I have been unsure if reporting my employer to OSHA is something I feel comfortable doing. I feel that there could be unknown ramifications. The thing that bothers me though is if I don't do something about this, is some other person going to lose their life because I didn't report this.


 


I would appreciate your opinion on this.


 


 


 

Expert:  Zachary replied 1 year ago.
Thanks for your follow up.

I want to slow you down a bit. The law does not grant you compensation unless you have been injured. Nothing has actually happened to you in this case yet. Your exposure to a dangerous condition without actually being injured does not qualify you for any monetary compensation under the law.

In regard to the management's treatment of you, unless you are actually fired, or demoted, or have your hours cut, you do not qualify for any compensation and cannot make a claim. They have to actually take a negative action towards you to trigger your rights to make claim.

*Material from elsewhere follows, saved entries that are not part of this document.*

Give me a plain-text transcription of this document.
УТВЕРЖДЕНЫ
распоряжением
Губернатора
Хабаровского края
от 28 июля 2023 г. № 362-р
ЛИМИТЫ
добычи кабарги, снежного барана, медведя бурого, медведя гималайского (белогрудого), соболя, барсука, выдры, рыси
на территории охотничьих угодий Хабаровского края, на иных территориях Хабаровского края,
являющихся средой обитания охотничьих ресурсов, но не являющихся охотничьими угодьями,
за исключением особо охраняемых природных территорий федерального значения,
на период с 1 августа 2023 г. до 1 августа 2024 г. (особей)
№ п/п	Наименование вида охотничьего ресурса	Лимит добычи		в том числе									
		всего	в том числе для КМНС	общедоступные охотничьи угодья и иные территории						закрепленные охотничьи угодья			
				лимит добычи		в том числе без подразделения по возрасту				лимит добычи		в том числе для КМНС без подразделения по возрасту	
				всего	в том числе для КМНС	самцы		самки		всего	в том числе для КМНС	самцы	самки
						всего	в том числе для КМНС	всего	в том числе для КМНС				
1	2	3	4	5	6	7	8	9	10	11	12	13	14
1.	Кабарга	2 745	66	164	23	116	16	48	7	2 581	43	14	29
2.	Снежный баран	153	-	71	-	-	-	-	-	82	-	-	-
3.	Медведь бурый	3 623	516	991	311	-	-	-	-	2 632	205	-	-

Now that the oven has been turned off and is being repaired, this would bring the employer into line with its duties under OSHA. Nevertheless, you can make a request that OSHA come and investigate the premises for other violations and to certify for you that you were looking at a dangerous condition with the oven. You need to go ahead and file a complaint with OSHA in order to bring about your anti-retaliation rights.

If they do fire you, even if it is for trumped up charges, you can make a claim for retaliation.

In regard to a hostile work environment, you need to really be careful, as these claims are very hard to prove. Them making you feel unappreciated or unwelcome does not rise to the level of a hostile work environment. It has to be truly deplorable actions on their part to qualify.

So, in summation, contact OSHA and make a complaint on the record and ask for an inspection. Ask that your complaint be listed as "anonymous" because you fear retaliation. Otherwise, keep working and follow orders so as not to be fired.

These sort of claims do not lead to huge pay offs, especially where no one has been injured, so it would be best for you to keep your head down and try not to get fired.

If you are fired, you do have a retaliation claim, but this does nothing for you while you are unemployed and may take months for you to get any sort of compensation.

I just want to tell you this so that you are fully informed about your rights and about the real world consequences of what's happening in your case.